Over a number of years, Sword amassed an outstanding collection of veteran and
vintage cars, many with a Scottish connection. So there were Albions,
Arroll-Johnsons, Beardmores and Argylls as well as Daimlers, Sunbeams and other
famous and exotic marques.
Sword died in 1960 and part of the car collection
was put up for auction in 1962, and this is where my nostalgic memories begin.
I would be about 15 or 16 at the time and totally obsessed with cars of all
kinds since childhood. My dear old Dad suggested that he would take me to East
Balgray, the Sword estate in Ayrshire to the viewing day for the Sword
Collection auction. Of course I jumped at the chance and we made our way into rural
Ayrshire along with a large proportion of the petrol heads of all ages in
Glasgow and the West of Scotland and places much further afield.

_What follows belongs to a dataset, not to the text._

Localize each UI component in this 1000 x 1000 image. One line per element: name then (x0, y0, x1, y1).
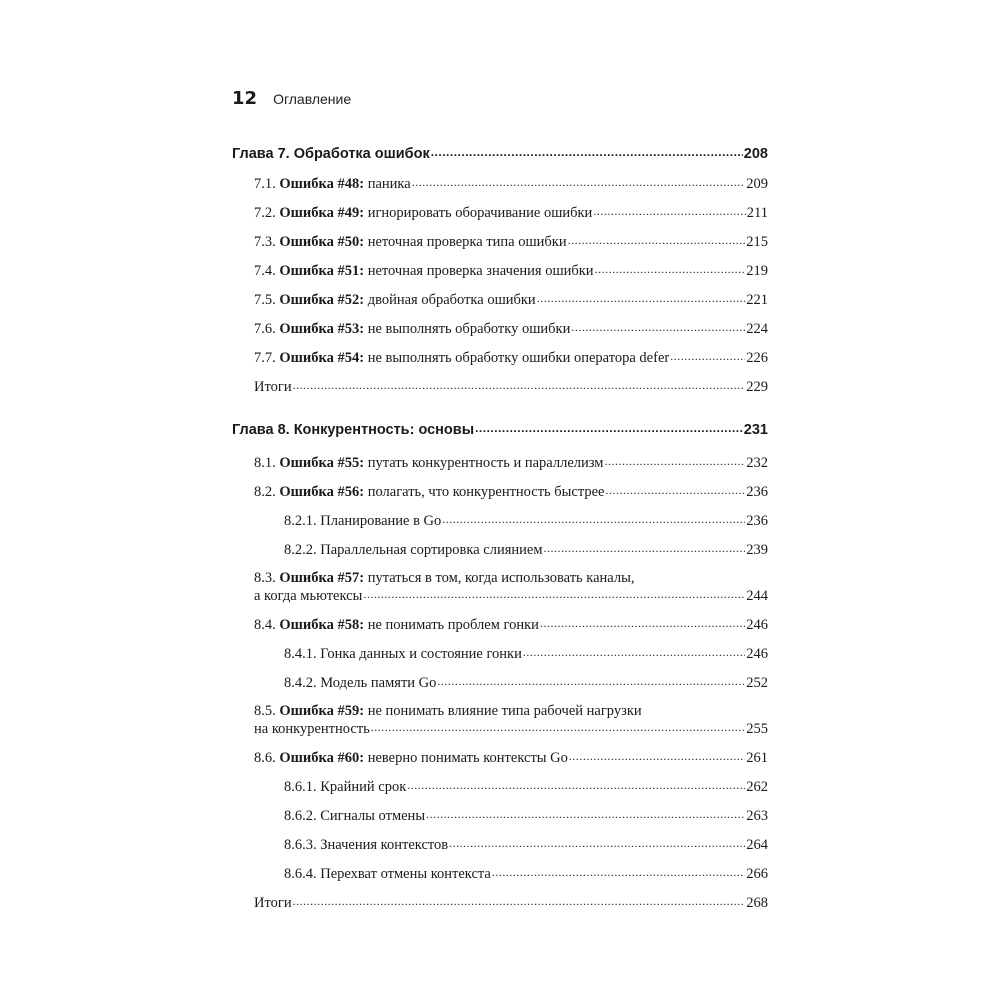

The cars were stored in barns and sheds and my
recollection, at a distance of more than fifty years, is that most of them
seemed to be in pretty poor condition. But this was a major sale because some
of the cars were very rare and most of them had never been seen since Sword
acquired them.
All this came back to me when I was looking
into the history of the Collections Centre’s Rover Landaulette. And the
Nostalgia Factor was not so much about the cars, but about my old Dad who’s
been dead for more than twenty years now. He was often a bit distant and his
job meant he spent a lot of time away from home, but on that weekend in 1962,
he must have thought that I would enjoy seeing these marvellous old cars and
that it would be a day out for just the two of us. It had the added effect that
it brought us a bit closer together; not only did he start letting me drive his
company car – which was a pretty risky thing for him to do (away from the
public roads of course) - but when the time came, he got me through my driving
test at the first attempt, aged 17.
And I never looked back – at least not until I
discovered that the 1912 Rover Landaulette in the Collections Centre had been
in the Sword Collection all those years ago.